The sharpness of the second quarter bounce in the dollar surprised many, and caught out a lot of short positions. For months, the dollar had appeared to ignore the interest rate differentials with other leading currencies. For the dollar bears its recent surge was a technically driven bounce coming from a standpoint of a sizeable net-short dollar position. It was not the start of the currency’s structural appreciation.
The theme of central bank divergence, with the US economy apparently pulling away from a flagging ‘rest of the world’, would support dollar rallies. Those observers more sustained bullish trend for the US currency point to the positive impact of the Trump administration’s tax reforms, supporting the trend for US corporates’ dollar repatriation.
They also herald signs, albeit early ones, that emerging market bond fund redemptions are picking up. This could signal the start of a larger capitulation, with nervy investors tempted by the lure of a 3% yield in dollars, and no volatile foreign exchange exposure to worry about.
Argentina’s request to the IMF for a credit line should be seen as a precautionary and positive move as it ought to mitigate the current crisis. With inflation at 25%, the currency getting close to free fall and interest rates hiked to 40%. A huge amount needs to be done to restore investor confidence in the peso.
Despite acknowledging Argentina’s poor fundamentals, and its high funding needs and twin deficits, the country’s escalating predicament comes at a time when investor confidence has already had a knock. Though many individual economies within the emerging market index have made improvements and the universe may well be better at avoiding contagion when it is only one country in crisis. That resolve will be sorely tested when the numbers in trouble start to mount.
Column inches: a measure of geopolitical risk?
Geopolitical, or non-economic, risks appear to be becoming more numerous and significant determinants for financial markets and investment decisions. Arguably, they are increasing as a culmination of trends set in place by globalisation and the slowness of conflict resolution. Add in to today’s mix the rise to power of populist world leaders and the steady-as-she-goes diplomacy rulebook is challenged.
By their nature, geopolitical events are unpredictable and difficult to analyse empirically. Fed economists recently constructed a Geopolitical Risk Index (GPR) which may help measure more reliably geopolitical risk*.
Defining geopolitical risk as “the risk associated with wars, terrorist acts, and tensions between states that affect the normal and peaceful course of international relations”, the authors have constructed the index using an algorithm that counts the frequency of articles (in English) from a range of international newspapers. These include the Financial Times, New York Times and the Wall Street Journal.

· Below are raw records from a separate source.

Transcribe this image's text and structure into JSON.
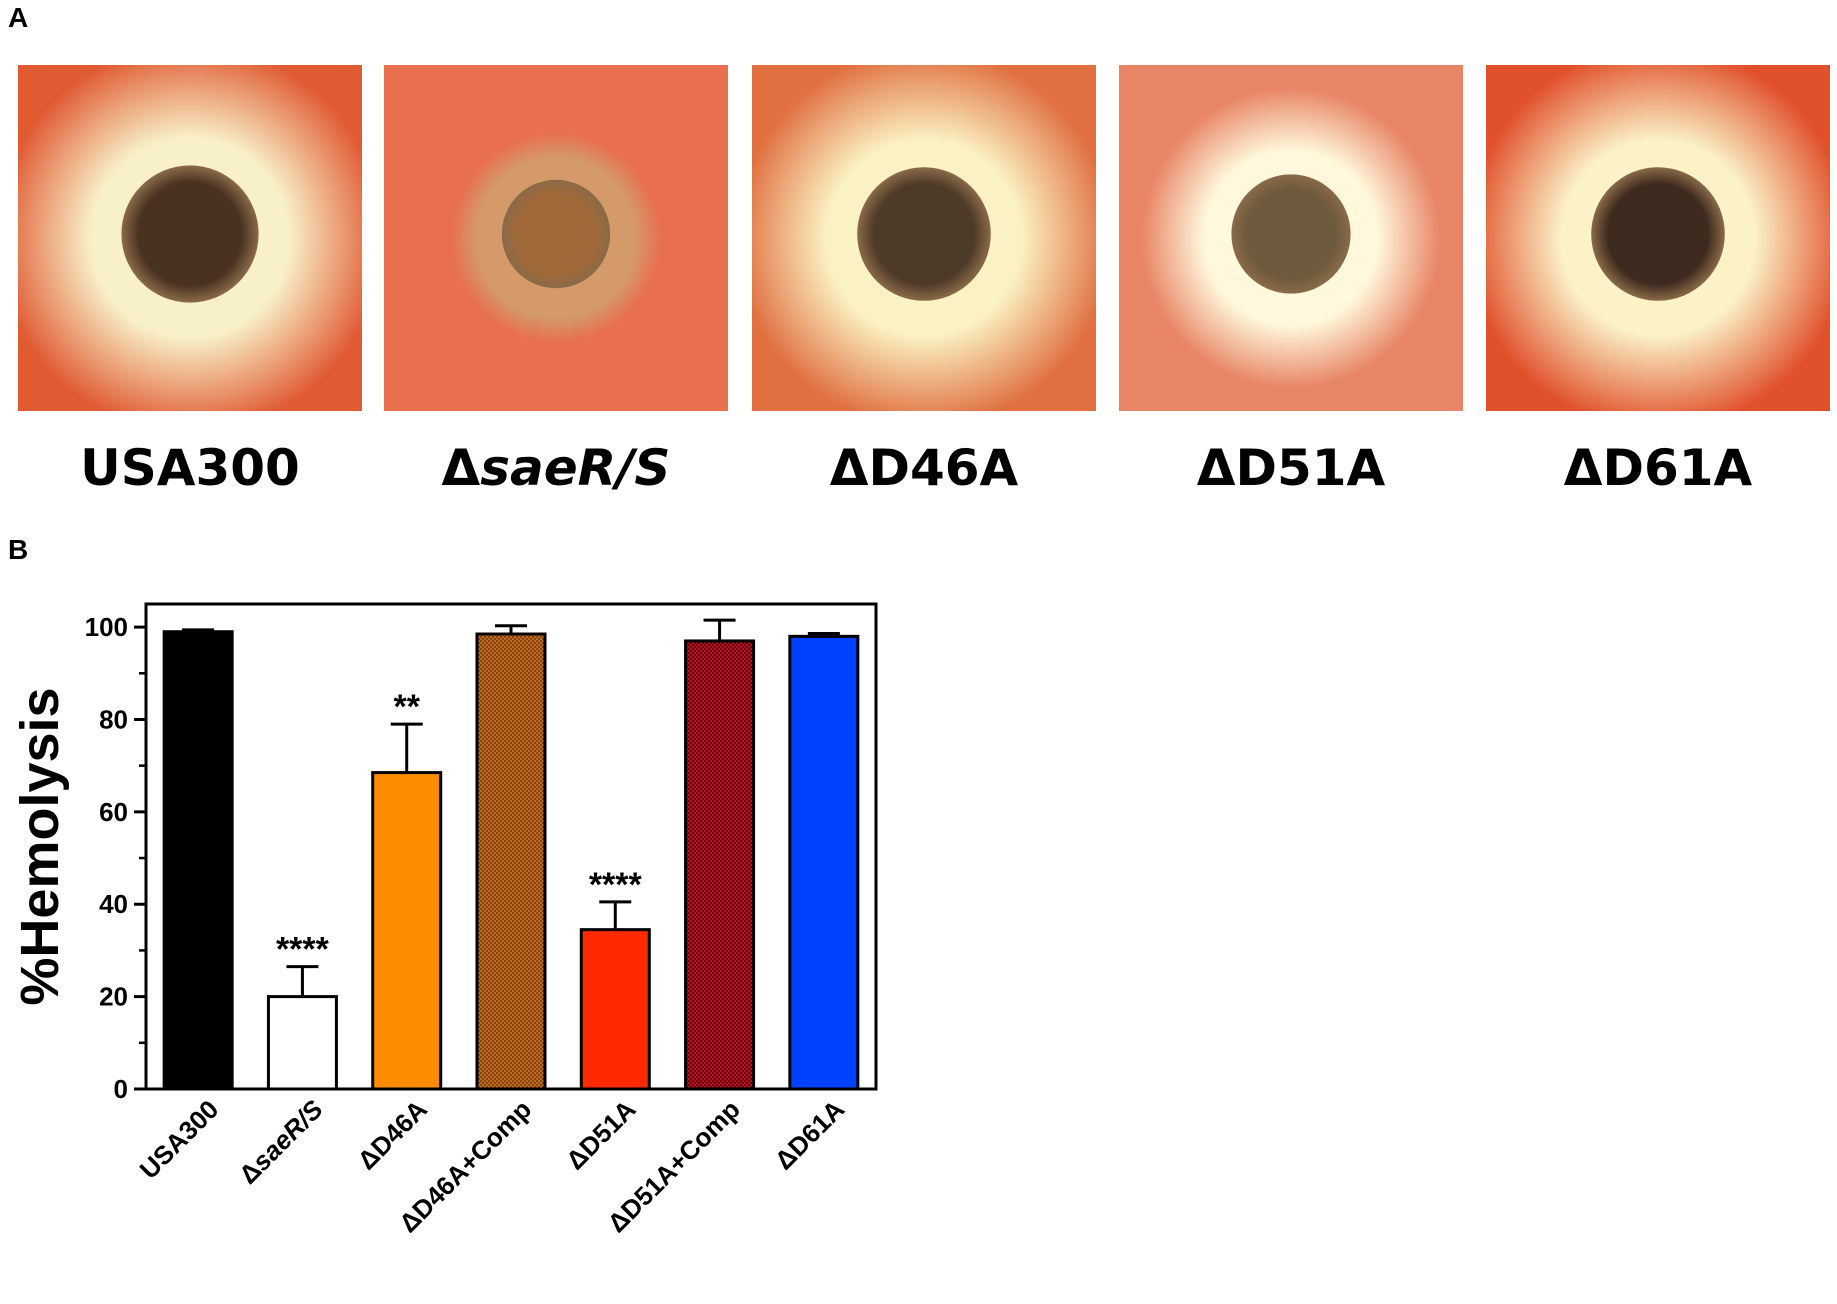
{
  "panels": {
    "a_letter": "A",
    "b_letter": "B"
  },
  "plates": [
    {
      "prefix": "",
      "italic": "",
      "suffix": "USA300",
      "halo": 1.0,
      "bg": "#e05a32",
      "ring": "#f8f0c8",
      "colony": "#4a3222",
      "colony_radius": 0.38
    },
    {
      "prefix": "Δ",
      "italic": "saeR/S",
      "suffix": "",
      "halo": 0.0,
      "bg": "#e8704f",
      "ring": "#d49a6a",
      "colony": "#a06a3a",
      "colony_radius": 0.3
    },
    {
      "prefix": "",
      "italic": "",
      "suffix": "ΔD46A",
      "halo": 0.95,
      "bg": "#e07040",
      "ring": "#fbf2c4",
      "colony": "#4e3a28",
      "colony_radius": 0.37
    },
    {
      "prefix": "",
      "italic": "",
      "suffix": "ΔD51A",
      "halo": 0.55,
      "bg": "#e88566",
      "ring": "#fff8dc",
      "colony": "#6e5a3c",
      "colony_radius": 0.33
    },
    {
      "prefix": "",
      "italic": "",
      "suffix": "ΔD61A",
      "halo": 1.0,
      "bg": "#e0502a",
      "ring": "#fbf2c8",
      "colony": "#3e2a1e",
      "colony_radius": 0.37
    }
  ],
  "chart_data": {
    "type": "bar",
    "ylabel": "%Hemolysis",
    "ylim": [
      0,
      105
    ],
    "yticks": [
      0,
      20,
      40,
      60,
      80,
      100
    ],
    "grid": false,
    "series": [
      {
        "values": [
          99,
          20,
          68.5,
          98.5,
          34.5,
          97,
          98
        ],
        "errors": [
          0.4,
          6.5,
          10.5,
          1.8,
          6,
          4.5,
          0.6
        ],
        "significance": [
          "",
          "****",
          "**",
          "",
          "****",
          "",
          ""
        ]
      }
    ],
    "categories": [
      "USA300",
      "ΔsaeR/S",
      "ΔD46A",
      "ΔD46A+Comp",
      "ΔD51A",
      "ΔD51A+Comp",
      "ΔD61A"
    ],
    "category_italic": [
      "",
      "saeR/S",
      "",
      "",
      "",
      "",
      ""
    ],
    "bar_colors": [
      "#000000",
      "#ffffff",
      "#ff8c00",
      "#8b4a1a",
      "#ff2a00",
      "#8a0a14",
      "#0040ff"
    ],
    "bar_patterns": [
      "solid",
      "solid",
      "solid",
      "dotted",
      "solid",
      "dotted",
      "solid"
    ]
  }
}
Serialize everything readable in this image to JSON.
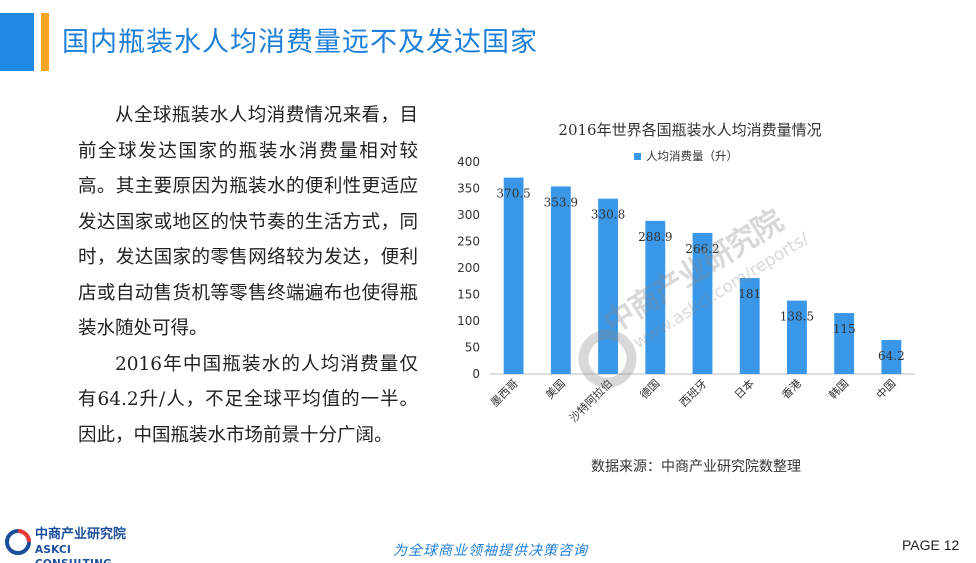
{
  "header": {
    "title": "国内瓶装水人均消费量远不及发达国家"
  },
  "body": {
    "paragraph1": "从全球瓶装水人均消费情况来看，目前全球发达国家的瓶装水消费量相对较高。其主要原因为瓶装水的便利性更适应发达国家或地区的快节奏的生活方式，同时，发达国家的零售网络较为发达，便利店或自动售货机等零售终端遍布也使得瓶装水随处可得。",
    "paragraph2": "2016年中国瓶装水的人均消费量仅有64.2升/人，不足全球平均值的一半。 因此，中国瓶装水市场前景十分广阔。"
  },
  "chart_data": {
    "type": "bar",
    "title": "2016年世界各国瓶装水人均消费量情况",
    "categories": [
      "墨西哥",
      "美国",
      "沙特阿拉伯",
      "德国",
      "西班牙",
      "日本",
      "香港",
      "韩国",
      "中国"
    ],
    "series": [
      {
        "name": "人均消费量（升）",
        "values": [
          370.5,
          353.9,
          330.8,
          288.9,
          266.2,
          181,
          138.5,
          115,
          64.2
        ]
      }
    ],
    "value_labels": [
      "370.5",
      "353.9",
      "330.8",
      "288.9",
      "266.2",
      "181",
      "138.5",
      "115",
      "64.2"
    ],
    "ylim": [
      0,
      400
    ],
    "yticks": [
      "0",
      "50",
      "100",
      "150",
      "200",
      "250",
      "300",
      "350",
      "400"
    ],
    "grid": false,
    "legend": "top",
    "bar_color": "#3a96e6"
  },
  "watermark": {
    "text": "中商产业研究院",
    "url": "www.askci.com/reports/"
  },
  "source": {
    "text": "数据来源：中商产业研究院数整理"
  },
  "footer": {
    "logo_cn": "中商产业研究院",
    "logo_en": "ASKCI CONSULTING",
    "slogan": "为全球商业领袖提供决策咨询",
    "page": "PAGE  12"
  },
  "colors": {
    "accent_blue": "#1e88e5",
    "accent_orange": "#f5a623",
    "title_blue": "#1e7fd8"
  }
}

Investors worldwide are already aware of the effects on economic confidence of increased geopolitical risk. The GPR index cannot give clues from where, or when the next geopolitical shock will come, nor by how much economic activity will be depressed or global capital flows diverted. The authors’ work confirms the notion that adverse effects are sparked by heightened threats as opposed to their realisation.
The latest readings of the GPR make for uncomfortable viewing.
Since 2001, the index has tended higher, particularly since 2010. The GPR Historical index, dating back to 1900 using fewer available sources, shows that today’s five-year moving average is at levels last seen at the end of the second world war, over 70 years ago.